Agat merapat ke tepian, kami melewati gugusan teratai yang tumbuh subur
dan terlihat indah di atas permukaan air Situ yang sangat hijau kecoklatan. Aku
mengarahkan perahu sedikit menjauhi tepian, karena khawatir tersangkut pada
akar-akar tanaman air yang banyak ditepian.

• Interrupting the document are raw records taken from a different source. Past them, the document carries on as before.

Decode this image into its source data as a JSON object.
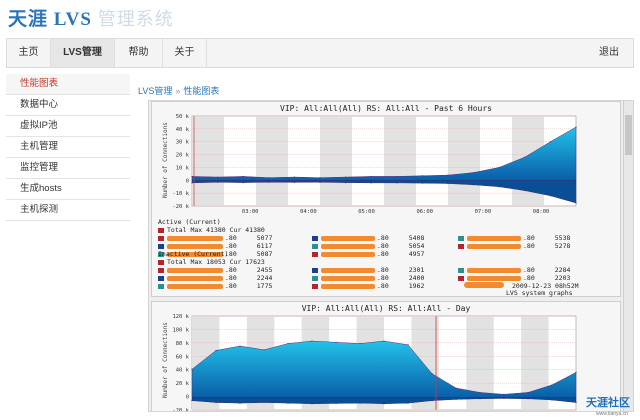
{
  "app": {
    "title_brand": "天涯 LVS",
    "title_suffix": "管理系统"
  },
  "nav": {
    "items": [
      {
        "label": "主页",
        "active": false
      },
      {
        "label": "LVS管理",
        "active": true
      },
      {
        "label": "帮助",
        "active": false
      },
      {
        "label": "关于",
        "active": false
      }
    ],
    "logout_label": "退出"
  },
  "sidebar": {
    "items": [
      {
        "label": "性能图表",
        "active": true
      },
      {
        "label": "数据中心",
        "active": false
      },
      {
        "label": "虚拟IP池",
        "active": false
      },
      {
        "label": "主机管理",
        "active": false
      },
      {
        "label": "监控管理",
        "active": false
      },
      {
        "label": "生成hosts",
        "active": false
      },
      {
        "label": "主机探测",
        "active": false
      }
    ]
  },
  "breadcrumb": {
    "parent": "LVS管理",
    "separator": "»",
    "current": "性能图表"
  },
  "graph1": {
    "title": "VIP: All:All(All) RS: All:All - Past 6 Hours",
    "ylabel": "Number of Connections",
    "yticks": [
      "50 k",
      "40 k",
      "30 k",
      "20 k",
      "10 k",
      "0",
      "-10 k",
      "-20 k"
    ],
    "xticks": [
      "03:00",
      "04:00",
      "05:00",
      "06:00",
      "07:00",
      "08:00"
    ],
    "active_header": "Active (Current)",
    "active_total": "Total   Max 41380   Cur 41380",
    "active_values": [
      [
        "80",
        "5077",
        "80",
        "5408",
        "80",
        "5538"
      ],
      [
        "80",
        "6117",
        "80",
        "5054",
        "80",
        "5278"
      ],
      [
        "80",
        "5087",
        "80",
        "4957"
      ]
    ],
    "inactive_header": "Inactive (Current)",
    "inactive_total": "Total   Max 18053   Cur 17623",
    "inactive_values": [
      [
        "80",
        "2455",
        "80",
        "2301",
        "80",
        "2284"
      ],
      [
        "80",
        "2244",
        "80",
        "2400",
        "80",
        "2203"
      ],
      [
        "80",
        "1775",
        "80",
        "1962"
      ]
    ],
    "footer_time": "2009-12-23 08h52M",
    "footer_src": "LVS system graphs"
  },
  "graph2": {
    "title": "VIP: All:All(All) RS: All:All - Day",
    "ylabel": "Number of Connections",
    "yticks": [
      "120 k",
      "100 k",
      "80 k",
      "60 k",
      "40 k",
      "20 k",
      "0",
      "-20 k"
    ]
  },
  "watermark": {
    "text": "天涯社区",
    "url": "www.tianya.cn"
  },
  "colors": {
    "brand": "#2b74b8",
    "active_red": "#c0392b",
    "redaction": "#f28a30",
    "graph_blue": "#0a5ea8"
  },
  "chart_data": [
    {
      "type": "area",
      "title": "VIP: All:All(All) RS: All:All - Past 6 Hours",
      "ylabel": "Number of Connections",
      "x": [
        "02:30",
        "03:00",
        "03:30",
        "04:00",
        "04:30",
        "05:00",
        "05:30",
        "06:00",
        "06:30",
        "07:00",
        "07:30",
        "08:00",
        "08:15",
        "08:30",
        "08:45",
        "08:52"
      ],
      "series": [
        {
          "name": "Active",
          "values": [
            3000,
            2500,
            3000,
            2000,
            2500,
            2000,
            2500,
            3000,
            3000,
            3500,
            4000,
            6000,
            10000,
            18000,
            30000,
            41380
          ]
        },
        {
          "name": "Inactive",
          "values": [
            -2000,
            -1500,
            -1800,
            -1500,
            -1600,
            -1500,
            -1800,
            -2000,
            -2000,
            -2200,
            -2500,
            -3500,
            -5000,
            -8000,
            -12000,
            -17623
          ]
        }
      ],
      "ylim": [
        -20000,
        50000
      ]
    },
    {
      "type": "area",
      "title": "VIP: All:All(All) RS: All:All - Day",
      "ylabel": "Number of Connections",
      "x": [
        0,
        2,
        4,
        6,
        8,
        10,
        12,
        14,
        16,
        18,
        20,
        22,
        24,
        26,
        28,
        30,
        32
      ],
      "series": [
        {
          "name": "Active",
          "values": [
            45000,
            75000,
            82000,
            76000,
            86000,
            90000,
            88000,
            86000,
            90000,
            84000,
            38000,
            15000,
            8000,
            5000,
            8000,
            20000,
            40000
          ]
        },
        {
          "name": "Inactive",
          "values": [
            -5000,
            -8000,
            -9000,
            -8000,
            -9000,
            -10000,
            -9500,
            -9000,
            -10000,
            -9000,
            -5000,
            -3000,
            -2000,
            -1500,
            -2000,
            -4000,
            -8000
          ]
        }
      ],
      "ylim": [
        -20000,
        130000
      ]
    }
  ]
}
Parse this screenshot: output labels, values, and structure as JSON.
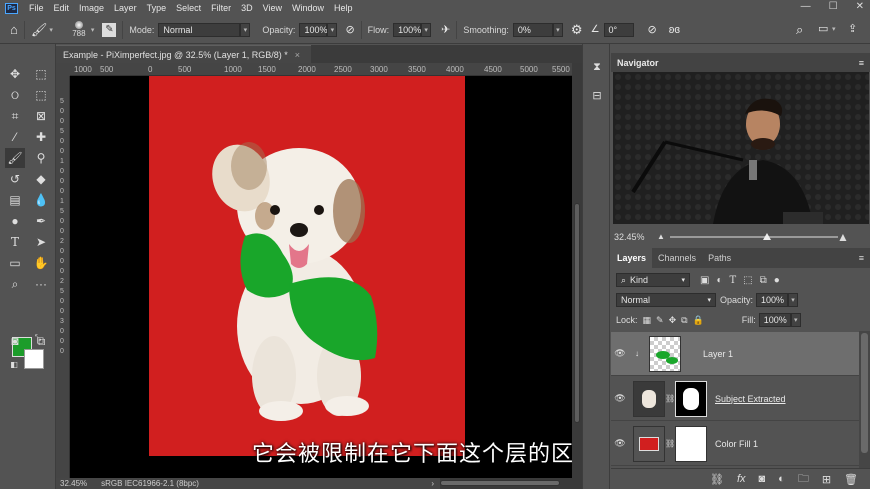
{
  "menu": [
    "File",
    "Edit",
    "Image",
    "Layer",
    "Type",
    "Select",
    "Filter",
    "3D",
    "View",
    "Window",
    "Help"
  ],
  "window_controls": [
    "—",
    "☐",
    "✕"
  ],
  "options": {
    "brush_size": "788",
    "mode_label": "Mode:",
    "mode_value": "Normal",
    "opacity_label": "Opacity:",
    "opacity_value": "100%",
    "flow_label": "Flow:",
    "flow_value": "100%",
    "smoothing_label": "Smoothing:",
    "smoothing_value": "0%",
    "angle_value": "0°"
  },
  "document": {
    "tab_title": "Example - PiXimperfect.jpg @ 32.5% (Layer 1, RGB/8) *",
    "close": "×",
    "ruler_top": [
      "1000",
      "500",
      "0",
      "500",
      "1000",
      "1500",
      "2000",
      "2500",
      "3000",
      "3500",
      "4000",
      "4500",
      "5000",
      "5500"
    ],
    "ruler_left": [
      "5",
      "0",
      "0",
      "5",
      "0",
      "0",
      "1",
      "0",
      "0",
      "0",
      "1",
      "5",
      "0",
      "0",
      "2",
      "0",
      "0",
      "0",
      "2",
      "5",
      "0",
      "0",
      "3",
      "0",
      "0",
      "0"
    ]
  },
  "subtitle": "它会被限制在它下面这个层的区域",
  "status": {
    "zoom": "32.45%",
    "profile": "sRGB IEC61966-2.1 (8bpc)"
  },
  "navigator": {
    "title": "Navigator",
    "zoom": "32.45%",
    "slider_level": 0.58
  },
  "layers_panel": {
    "tabs": [
      "Layers",
      "Channels",
      "Paths"
    ],
    "kind_label": "Kind",
    "blend_mode": "Normal",
    "opacity_label": "Opacity:",
    "opacity_value": "100%",
    "lock_label": "Lock:",
    "fill_label": "Fill:",
    "fill_value": "100%",
    "layers": [
      {
        "name": "Layer 1",
        "selected": true
      },
      {
        "name": "Subject Extracted",
        "selected": false
      },
      {
        "name": "Color Fill 1",
        "selected": false
      }
    ]
  },
  "colors": {
    "foreground": "#1c9c2a",
    "background": "#ffffff",
    "doc_background": "#d11f1f"
  }
}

Dan terlihat pula tanda-tanda batas aman yang terbuat dari bambu yang
ditancapkan ke dasar Situ. Setelah melewati lebih dari separuh Nusa Gede, aku
sedikit panik karena bebek-bebekan sukar bergerak karena melawan arah angin,
dan entah kenapa aku merasakan sedikit kekhawatiran dengan air situ yang
seperti menyimpan banyak misteri di dalamnya. Aku memaksa saudaraku untuk
bergegas menggayuh lebih cepat lagi, menuju gerbang Nusa gede. Kemudian menambatkan
sepeda air di dermaga kecil disana.
Memasuki gerbang Nusa gede, ada sedikit warna mistik terasa, namun tangga yang terhampar dihadapan yang menembus belantara terasa sejuk menyambut langkah. Dan ternyata kawasan Nusa Gede dilindungi dengan menjadikannya kawasan Konservasi Cagar alam, sehingga kawasan ini terjaga dengan baik . pohon-pohon berukuran besar dengan usia cukup tua terdapat disekitar makam yang sangat terpelihara dengan baik. Serombongan kecil penziarah tengah berada di dalam bangunan makam. Aku hanya melihat dari luar. Setelah mengetahui apa yang ada disana, aku segera meninggalkan tempat itu, tak ingin berlama-lama disana, karena terasa sangat sakral dan aku menghormati itu. Kemudian kami kembali menggayuh sepeda air kembali ke seberang. Dan pengunjung masih mewarnai siang yang mulai beranjak petang itu. Deretan toko souvenir dan oleh-oleh masih pula diramaikan oelh pembeli, yang ingin membawa buahtangan berupa kaos, ukiran , atau cenderamata lainnya.
Ketika malam tiba, cerita
tentang berbagai misteri dan mistis dari situ Lengkong pun simpang siur di
pikiranku dan pembicaraan kami di rumah tepi danau. Dan biarlah cerita-cerita
itu menjadi kisah yang diburu oleh mereka yang belum mengenal Panjalu dan jejak
wisata religi nya ini . entah itu keindahan alamnya, kesejukannya, atau kisah
seribu satu malam lainnya. Biarkan Panjalu tetap indah dalam ketenangannya.